Nepali Times
From The Nepali Press
No reason to fight anymore

This is the first time India has so openly admitted the need to suppress the Maoists. If the agreement between the prime ministers of India and Nepal on resolving the Maoist issue is accurate, then the rebels will finally have to admit that their rationale for revolution is no longer valid.

The Maoists used to roam freely in India. At one time They used to meet Nepali political leaders pretty openly in India. Now, Comrade Kiran is in jail in Silguri, a dozen comrades are behind bars in Patna, CP Gajurel is in detention in Madras with the Indian government showing no interest in releasing him and the Indians are tightening the border-all these developments must be worrying for the Maoists. They have only themselves to blame for destroying their international support base and they will have to pay a heavy price to rebuild that support.

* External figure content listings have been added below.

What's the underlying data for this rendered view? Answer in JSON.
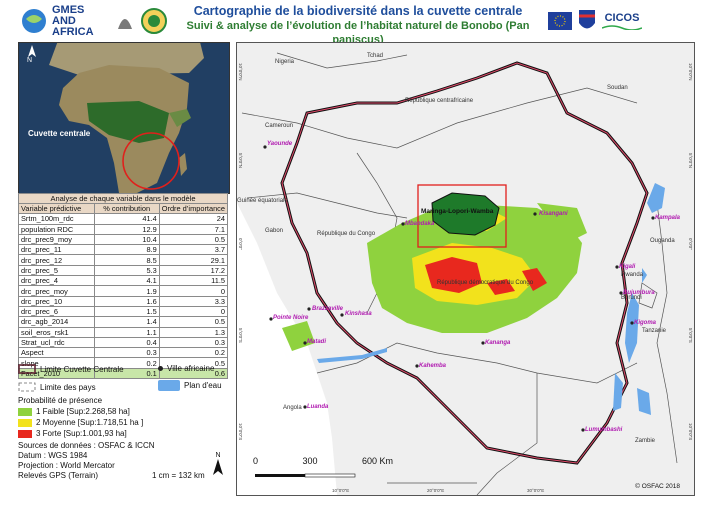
{
  "header": {
    "title": "Cartographie de la biodiversité dans la cuvette centrale",
    "subtitle": "Suivi & analyse de l’évolution de l’habitat naturel de Bonobo (Pan paniscus)",
    "logo_left": "GMES AND AFRICA",
    "logo_right": "CICOS"
  },
  "inset": {
    "label": "Cuvette centrale",
    "north": "N"
  },
  "table": {
    "caption": "Analyse de chaque variable dans le modèle",
    "headers": [
      "Variable prédictive",
      "% contribution",
      "Ordre d’importance"
    ],
    "rows": [
      [
        "Srtm_100m_rdc",
        "41.4",
        "24"
      ],
      [
        "population RDC",
        "12.9",
        "7.1"
      ],
      [
        "drc_prec9_moy",
        "10.4",
        "0.5"
      ],
      [
        "drc_prec_11",
        "8.9",
        "3.7"
      ],
      [
        "drc_prec_12",
        "8.5",
        "29.1"
      ],
      [
        "drc_prec_5",
        "5.3",
        "17.2"
      ],
      [
        "drc_prec_4",
        "4.1",
        "11.5"
      ],
      [
        "drc_prec_moy",
        "1.9",
        "0"
      ],
      [
        "drc_prec_10",
        "1.6",
        "3.3"
      ],
      [
        "drc_prec_6",
        "1.5",
        "0"
      ],
      [
        "drc_agb_2014",
        "1.4",
        "0.5"
      ],
      [
        "soil_eros_rsk1",
        "1.1",
        "1.3"
      ],
      [
        "Strat_ucl_rdc",
        "0.4",
        "0.3"
      ],
      [
        "Aspect",
        "0.3",
        "0.2"
      ],
      [
        "slope",
        "0.2",
        "0.5"
      ],
      [
        "Facet_2010",
        "0.1",
        "0.6"
      ]
    ]
  },
  "legend": {
    "boundary": "Limite Cuvette Centrale",
    "city": "Ville africaine",
    "countries": "Limite des pays",
    "water": "Plan d'eau",
    "prob_title": "Probabilité de présence",
    "classes": [
      {
        "label": "1 Faible [Sup:2.268,58 ha]",
        "color": "#8fd23e"
      },
      {
        "label": "2 Moyenne [Sup:1.718,51 ha ]",
        "color": "#f2e21c"
      },
      {
        "label": "3 Forte [Sup:1.001,93 ha]",
        "color": "#e8281e"
      }
    ],
    "sources": [
      "Sources de données : OSFAC & ICCN",
      "Datum : WGS 1984",
      "Projection : World Mercator",
      "Relevés GPS (Terrain)"
    ],
    "scale_text": "1 cm = 132 km",
    "north": "N"
  },
  "map": {
    "countries": [
      "Nigeria",
      "Tchad",
      "République centrafricaine",
      "Soudan",
      "Cameroun",
      "Guinée équatoriale",
      "Gabon",
      "République du Congo",
      "République démocratique du Congo",
      "Ouganda",
      "Rwanda",
      "Burundi",
      "Tanzanie",
      "Angola",
      "Zambie"
    ],
    "cities": [
      "Yaounde",
      "Kisangani",
      "Mbandaka",
      "Kampala",
      "Kigali",
      "Bujumbura",
      "Kigoma",
      "Pointe Noire",
      "Brazzaville",
      "Kinshasa",
      "Matadi",
      "Kananga",
      "Kahemba",
      "Luanda",
      "Lumumbashi"
    ],
    "focus_label": "Maringa-Lopori-Wamba",
    "scale_labels": [
      "0",
      "300",
      "600 Km"
    ],
    "copyright": "© OSFAC 2018",
    "lat_labels": [
      "10°0'0\"N",
      "5°0'0\"N",
      "0°0'0\"",
      "5°0'0\"S",
      "10°0'0\"S"
    ],
    "lon_labels": [
      "10°0'0\"E",
      "20°0'0\"E",
      "30°0'0\"E"
    ]
  },
  "colors": {
    "faible": "#8fd23e",
    "moyenne": "#f2e21c",
    "forte": "#e8281e",
    "water": "#6aa9e9",
    "title": "#1f4e9c",
    "subtitle": "#2e7d32"
  }
}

In Nepal, they have made enemies of all the political parties, but they had parties with which they had strategic alliances. But they have been alienating themselves even from these allies. If the Nepali Congress stalwarts are right, then the Maoists are now intent on finding a safe landing through Girija Prasad Koirala.

Koirala is the fountainhead of the Maoist revolution in Nepal. After all, it was he who squandered the country's democratic gains and gave the Maoists the chance to grow between 1992-1994. How can someone who was responsible for the Maoist problem be entrusted with finding a solution to it? More so, at a time when they have nothing to give him?

One of the political characteristics of the Maoist party is opportunism. True, this is not necessarily bad in politics. It is difficult to fault the politically bankrupt Maoists to use others as they have before. But the question is: are the Maoists using Koirala or is he using them? If the Maoist intellectuals analyse the situation honestly, it is clear that the Maoists are being used. They used King Birendra against Girija Koirala, and actually began the process of regression. In order to use India, they refused to criticise it for a long time, but later when they had no use for it so they began abusing India.

Now, the Maoists are saying they will not negotiate with the "servants" of the king. In fact, they'd rather talk to Koirala! Pure opportunism. By using Koirala against Deuba, the Maoists are shooting themselves in the foot. There is no basis to negotiate with Koriala now, and negotiating with the king would be suicidal for them.

This is the best time the Maoists have ever had to start negotiations. Such an opportunity will not return. The present government is willing to consider all three demands: constituent assembly, roundtable conference and interim government. The maximum flexibility comes from agreeing to discuss constituent assembly.

The journey of politics is never endless. It has to have a destination, a goal. The Maoists must honestly ask themselves: what is their goal? Is it their 'new democracy'? Then they might as well accept that it is impossible. If it is genuine democracy, then that is achievable by peaceful means. There is no point fighting about it.

The government is dragging its feet on peace. It can't use Maoist stonewalling as an excuse. The ministers must realise that unless they take the peace process forward, they will cease to exist because this government's sole mandate is peace. If this government falls, the king is not about to talk to the Maoists either.